The Department of Structural Biology, which will occupy 32,000 square feet in BST3’s basement and on floors 1 and 2, is setting up its X-ray crystallography, electron microscopy and nuclear magnetic resonance (NMR) spectroscopy laboratories where the molecular structure of proteins and nucleic acids will be studied.

Three of six NMR spectrometers worth a total of $12 million already are in place in the department’s two-story-high basement NMR laboratory.

The department temporarily will share portions of its second-floor lab space with the Drug Discovery Institute while DDI’s permanent space on the 10th floor is completed. The institute will focus on developing drugs for “orphan” diseases that pharmaceutical companies ignore.

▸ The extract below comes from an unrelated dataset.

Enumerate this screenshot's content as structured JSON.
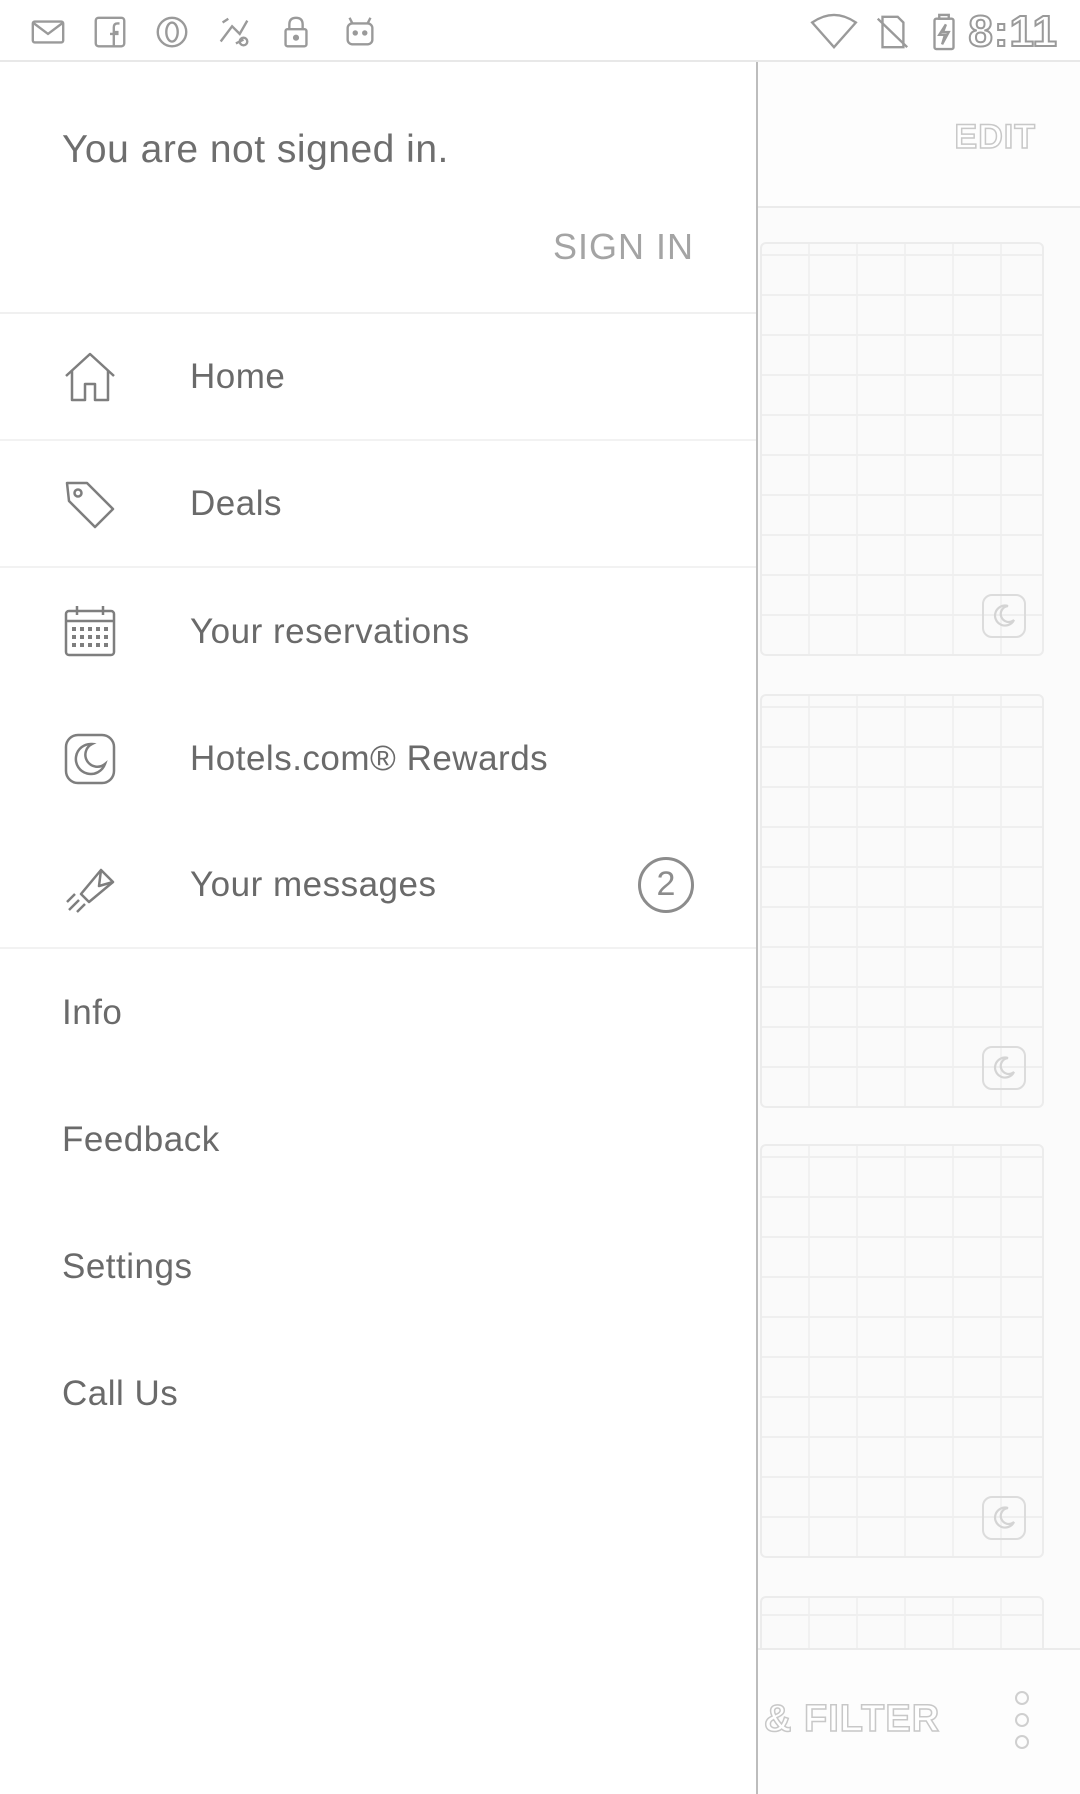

Phase 2, the interior completion of BST3’s upper floors, is expected to be finished by spring, said Michelle S. Broido, associate vice chancellor for Biomedical Research.

BST3 also will house the Department of Neurology’s Pittsburgh Institute for Neurodegenerative Diseases, the Center for the Neural Basis for Cognition, the Department of Computational Biology, the School of Medicine’s Department of Neurobiology, the Center for Vaccine Research in Biodefense and Emerging Infections, the Proteomics Core Laboratory, developmental biology programs and researchers from the School of Engineering’s Department of Bioengineering.

The development of a Regional Biocontainment Laboratory follows in Phase 3, to be completed next summer, Broido said. The RBL, one of nine federally funded labs being established nationwide, will conduct experimental research in biodefense.